Remember Handsome Dan?

It is almost as if they don’t process your answers, they just write them down – like they don’t even care about their clients receiving viable candidates, only making their commission by filling a position with their perfect candidate.

Someone called me about a marketing technologist opportunity and proceeded to ask me how much experience I have with writing SQL. I replied, “I’m not a developer or data scientist, I’m a marketing technologist.” 

This recruiter, who herself has no business recruiting for a position for which she lacks any fundamental understanding, stated “that’s what my client wants.”

I couldn’t help it…I had to reply to her, despite the fact I fully understand she doesn’t care: 

“SQL is something a data scientist or developer would use, not a marketing technologist. A marketing technologist would dictate the business logic. Too many companies are trying to redefine what a marketing technologist does, adding on functions to fill in other gaps in proficiency at a company. For a marketing technologist to succeed, she/he needs to be able to be surrounded by specific resources. Your client is looking for either someone that doesn’t exist or someone that is willing to lie in order to get a job. You wouldn’t ask your dentist to work on your feet and they shouldn’t be changing the definition of a role just because it saves them money over hiring a data scientist.”

I’ll be as clear as possible on this. You either do or do not want a proper marketing operations team.

A doctor can’t perform surgery without an anesthesiologist, nurses, and others around her. 

There has never been an example where a doctor was tasked with both performing surgery and functioning as a nurse at the same time. 

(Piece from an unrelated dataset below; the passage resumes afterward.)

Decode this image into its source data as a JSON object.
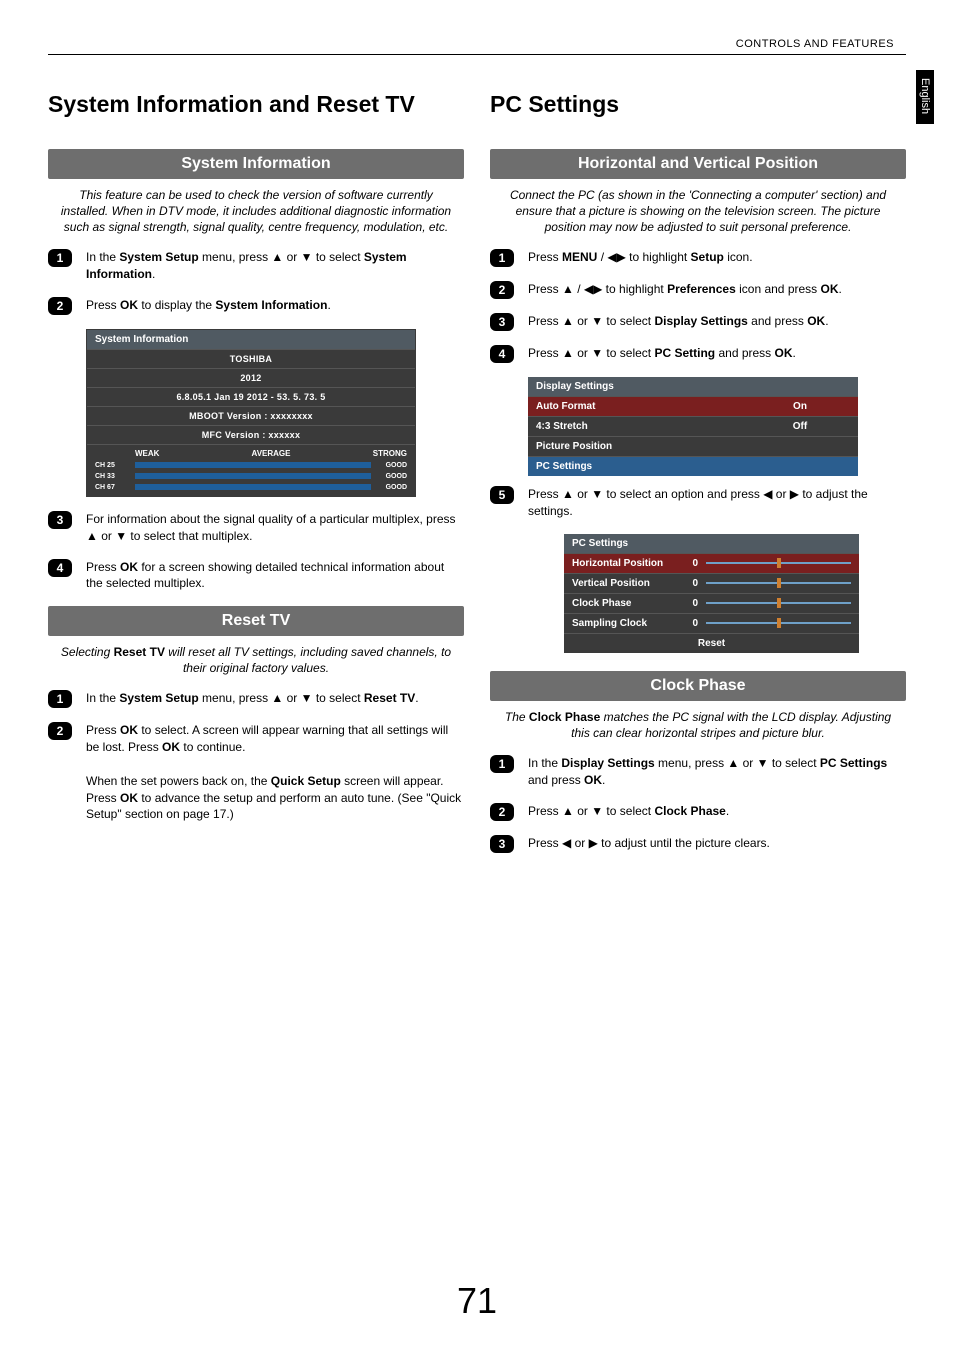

And if there was, there is no doubt that it reduced the doctor’s ability to focus on the most important functions of her work. It is either the whole team or no team.

And by the way, I can bake you a cake (likely a cookie-cake because they are the best!).

1Sidebar – I cannot stand when people tell me “this is good enough, for now.” Mediocrity is not something that should be accepted but is, unfortunately, the norm for too many companies. It becomes accepted within a company’s culture and the ‘odd man out’ winds up being the person who is focusing on quality in lieu of unwarranted urgency.